Norilsk Nickel shareholders who signed up for a $1.8 billion share buyback will be able to sell only 7.2 percent of shares tendered, as the offer, which remains subject to a Siberian court case, was 14 times oversubscribed.

The buyback remains in doubt, however, as Norilsk confirmed Wednesday that it received a court injunction freezing the process pending a ruling in a case brought by one-quarter shareholder United Company RusAl, which opposes the offer.

"The market didn't really believe the buyback was going to occur," said James Fenkner, managing director of Red Star Asset Management, which owns shares in Norilsk.

RusAl, controlled by Oleg Deripaska, has challenged Norilsk chairman Vladimir Potanin's plan to spend $1.8 billion in a global credit squeeze to buy stock at more than three times its current value.

Norilsk offered on Aug. 22 to buy back up to 7.95 million shares, or 4 percent of its stock, at 6,167 rubles each. Its shares closed Wednesday on the MICEX at 1914.93 rubles, 74 percent below its May peak, as nickel prices plummet and investors leave Russia.

If all the shares are bought, it will cost Norilsk 49.01 billion rubles ($1.8 billion).

"Paying out that much in the current environment doesn't make much sense," Fenkner said. "The company won't turn around until global sentiment for base metals turns around."

Norilsk received applications for 110 million shares, or 58.5 percent of its share capital, implying that some of its biggest shareholders -- which include billionaire Alisher Usmanov, as well as Potanin and RusAl -- had tendered shares.

"As the free float for the company is about 40 percent, this implies at least 34.6 million shares owned by the major shareholders were tendered, or 18.3 percent of the shares outstanding," Alfa Bank said in a note.

Norilsk said it would buy back shares on a pro rata basis. Shareholders whose applications had been accepted should sign an agreement with Norilsk's registrar before Nov. 27, the company said, and payment would occur within 15 days of the transfer.

Its statement, however, did not mention the decision by an arbitration court in Krasnoyarsk to freeze the buyback.

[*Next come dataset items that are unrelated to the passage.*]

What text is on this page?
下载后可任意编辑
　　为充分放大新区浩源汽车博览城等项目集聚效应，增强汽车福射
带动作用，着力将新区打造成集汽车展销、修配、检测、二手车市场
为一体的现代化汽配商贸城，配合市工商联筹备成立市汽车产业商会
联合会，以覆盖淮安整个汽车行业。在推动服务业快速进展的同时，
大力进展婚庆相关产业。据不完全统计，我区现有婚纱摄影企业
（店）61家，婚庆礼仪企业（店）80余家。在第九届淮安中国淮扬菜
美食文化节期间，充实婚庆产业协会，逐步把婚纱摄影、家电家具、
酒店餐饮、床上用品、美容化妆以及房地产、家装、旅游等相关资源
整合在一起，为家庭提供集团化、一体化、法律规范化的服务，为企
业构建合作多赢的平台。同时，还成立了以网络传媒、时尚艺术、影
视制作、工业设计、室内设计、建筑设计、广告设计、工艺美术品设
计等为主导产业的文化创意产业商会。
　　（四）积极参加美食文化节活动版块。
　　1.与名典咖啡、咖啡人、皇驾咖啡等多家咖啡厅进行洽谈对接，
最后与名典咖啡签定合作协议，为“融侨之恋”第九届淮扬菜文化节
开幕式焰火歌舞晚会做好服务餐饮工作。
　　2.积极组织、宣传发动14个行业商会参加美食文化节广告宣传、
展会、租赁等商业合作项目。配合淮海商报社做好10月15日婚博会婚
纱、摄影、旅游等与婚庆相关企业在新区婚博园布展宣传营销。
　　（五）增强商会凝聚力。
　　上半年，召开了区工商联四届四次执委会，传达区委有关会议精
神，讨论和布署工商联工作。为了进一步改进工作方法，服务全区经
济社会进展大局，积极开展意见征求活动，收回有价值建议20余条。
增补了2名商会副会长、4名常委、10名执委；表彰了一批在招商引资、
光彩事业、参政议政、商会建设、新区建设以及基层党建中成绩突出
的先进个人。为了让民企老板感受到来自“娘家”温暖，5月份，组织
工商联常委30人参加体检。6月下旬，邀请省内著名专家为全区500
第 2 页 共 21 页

Citigroup analysts said in a note that the buyback was the main supporting factor for Norilsk's share price in recent weeks.

"Without that, Norilsk's shares may be under pressure given the poor fundamental outlook for platinum group metals and base metals." Norilsk is also the country's largest platinum producer and the world's biggest miner of sister metal palladium.

A Norilsk spokesman, acknowledging the court injunction, said the company risked further court proceedings brought by shareholders should its original proposal be blocked.

"This may result not only in the company paying out the announced sums of money, but in seeing its reputation damaged both in Russia and abroad," he said.